I have pulled the cradle in and out many many times from that 4x4 in that notch. Never damaged a coolant line in the slightest. A jack would mess it up, but a long 4x4 spanning the entire distance spreads the load out no problem.
I want to do it for the learning experience either way, there's some oil leaks around the engine/tranny so I'd like to get it out anyway and inspect closer
I have pulled the cradle in and out many many times from that 4x4 in that notch. Never damaged a coolant line in the slightest. A jack would mess it up, but a long 4x4 spanning the entire distance spreads the load out no problem.
BTW is it ok that the 4x4 wont even contact the notch at either side of the car? the notch sits above the level of the floorpan, possibly because of corrosion on my car? does it look like its missing material?
[This message has been edited by gregr75 (edited 08-17-2022).]
I want to do it for the learning experience either way...
I'm not suggesting that you may be considering this... but please don't be tempted to install a solid cradle into a car with rotted frame rails, especially if you were to then turn around and sell it to an unsuspecting buyer. That would be totally uncool.
[This message has been edited by Patrick (edited 08-18-2022).]
I would NEVER do that.. if the frame rails are rotted I would be selling this as a parts car or find some expert welding shop. Back to my question, it seems the notch where the spare tire scissor jack goes sits about half an inch higher than the plastic and floorpan, therefore a 4x4 spanning the width of the car at this location wont be supported by the notch. Is this normal on fieros. The notch is fairly corroded on mine so I'm wondering if it "receded" upwards.
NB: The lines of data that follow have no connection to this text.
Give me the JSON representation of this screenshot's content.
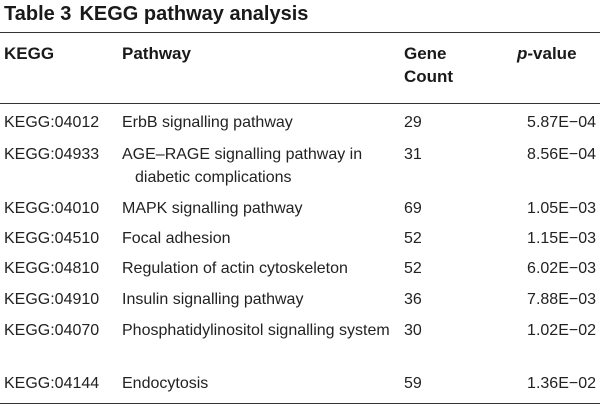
{
  "caption": {
    "label": "Table 3",
    "title": "KEGG pathway analysis"
  },
  "columns": {
    "kegg": "KEGG",
    "pathway": "Pathway",
    "gene_count": "Gene Count",
    "p_value_italic": "p",
    "p_value_rest": "-value"
  },
  "rows": [
    {
      "kegg": "KEGG:04012",
      "pathway": "ErbB signalling pathway",
      "gene_count": "29",
      "p_value": "5.87E−04"
    },
    {
      "kegg": "KEGG:04933",
      "pathway": "AGE–RAGE signalling pathway in diabetic complications",
      "gene_count": "31",
      "p_value": "8.56E−04"
    },
    {
      "kegg": "KEGG:04010",
      "pathway": "MAPK signalling pathway",
      "gene_count": "69",
      "p_value": "1.05E−03"
    },
    {
      "kegg": "KEGG:04510",
      "pathway": "Focal adhesion",
      "gene_count": "52",
      "p_value": "1.15E−03"
    },
    {
      "kegg": "KEGG:04810",
      "pathway": "Regulation of actin cytoskeleton",
      "gene_count": "52",
      "p_value": "6.02E−03"
    },
    {
      "kegg": "KEGG:04910",
      "pathway": "Insulin signalling pathway",
      "gene_count": "36",
      "p_value": "7.88E−03"
    },
    {
      "kegg": "KEGG:04070",
      "pathway": "Phosphatidylinositol signalling system",
      "gene_count": "30",
      "p_value": "1.02E−02"
    },
    {
      "kegg": "KEGG:04144",
      "pathway": "Endocytosis",
      "gene_count": "59",
      "p_value": "1.36E−02"
    }
  ]
}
I believe this is normal, at least my car looks the same, with less rust
I just lifted the car with this method - I used 6x6's, only because that's what I had laying around. 2 surprisingly small trolly jacks lifted the car as high as I needed to remove the engine with the struts still attached.
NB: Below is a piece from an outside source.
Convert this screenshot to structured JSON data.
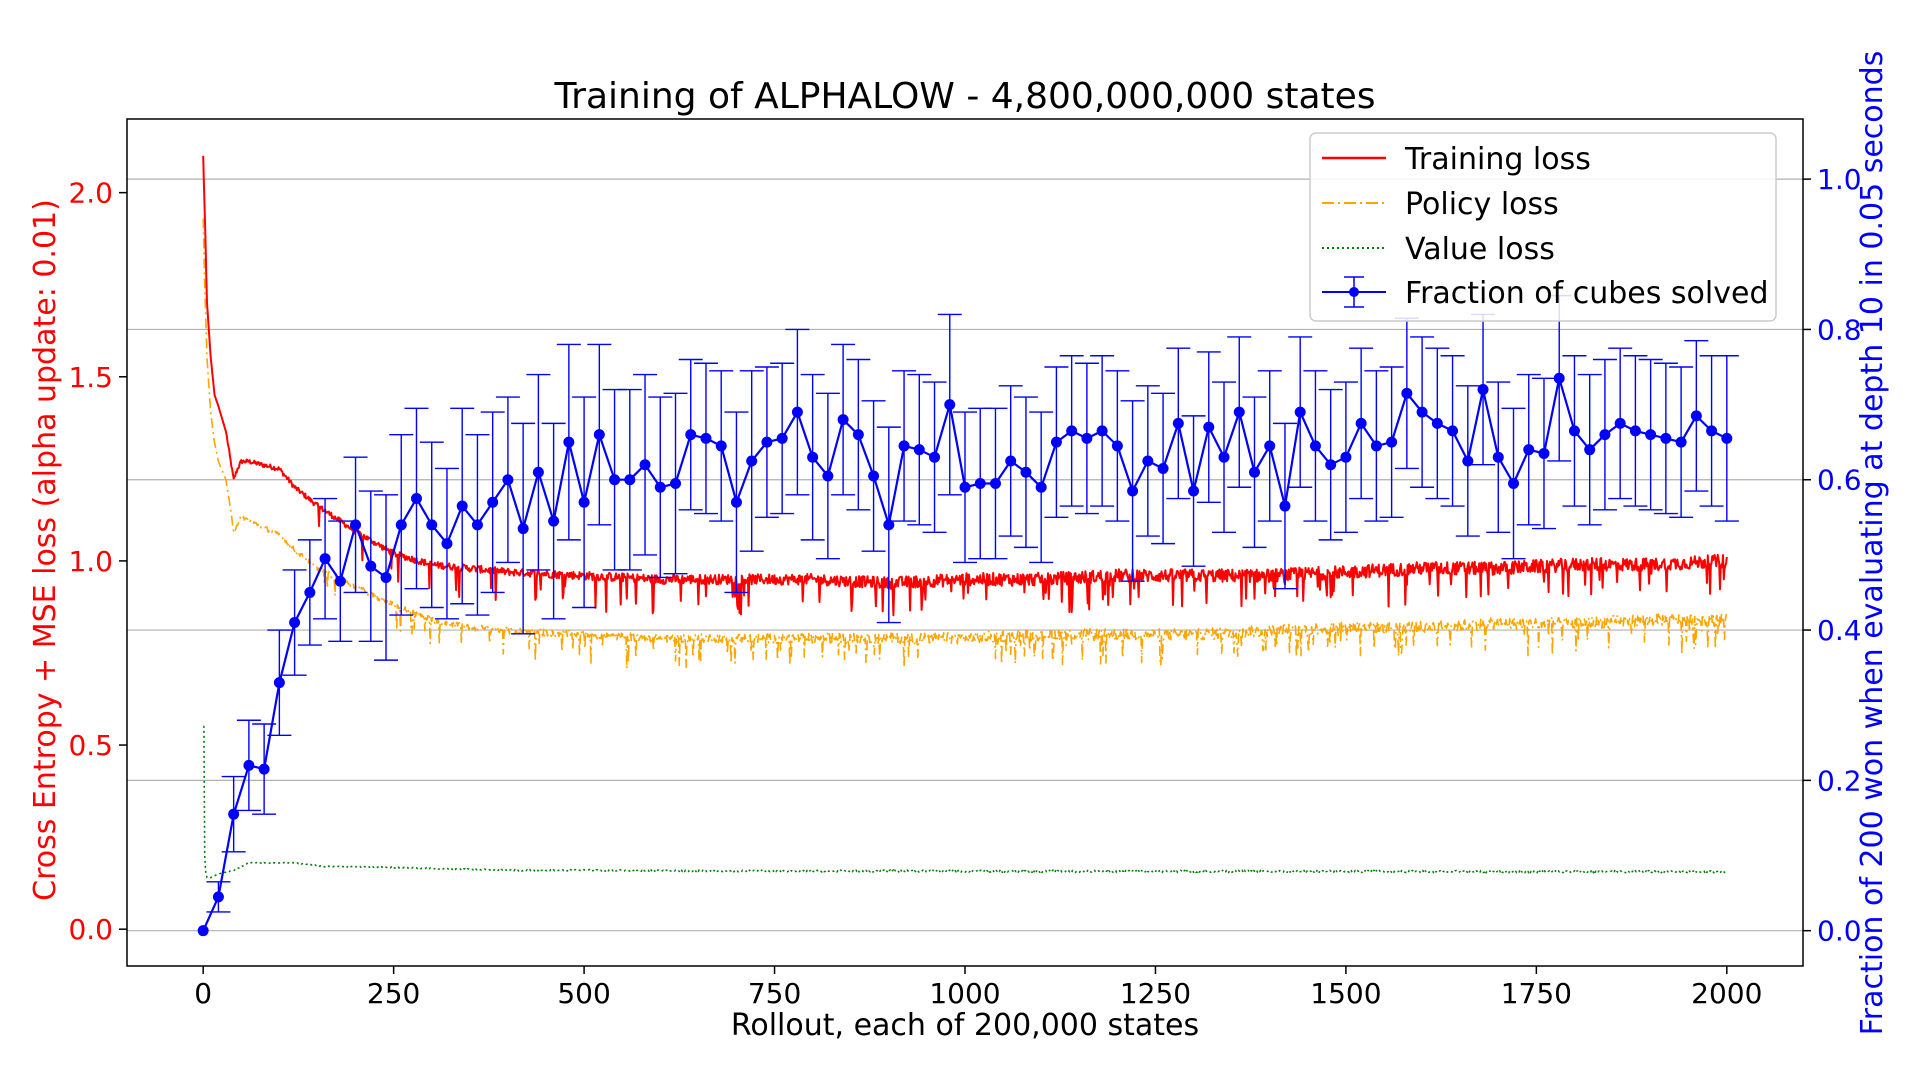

If you are planning on building your own dolly to set the cradle on I would suggest making sure you have sturdy enough wheels.... Trust me, that's not fun to learn the hard way.
I Agree with everyone here, welding the cradle could bring you major problems on the short or long time it’s better to find one on some scrapyard that it’s not rotten.
4x4 is not actually retained by notch, notch is just there so all the weight the 4 x 4 is supporting is not going through those areas. I would not lift the car from there with the engine installed in it, but it is perfect for lifting the chassis off of the subframe.
[This message has been edited by zkhennings (edited 08-24-2022).]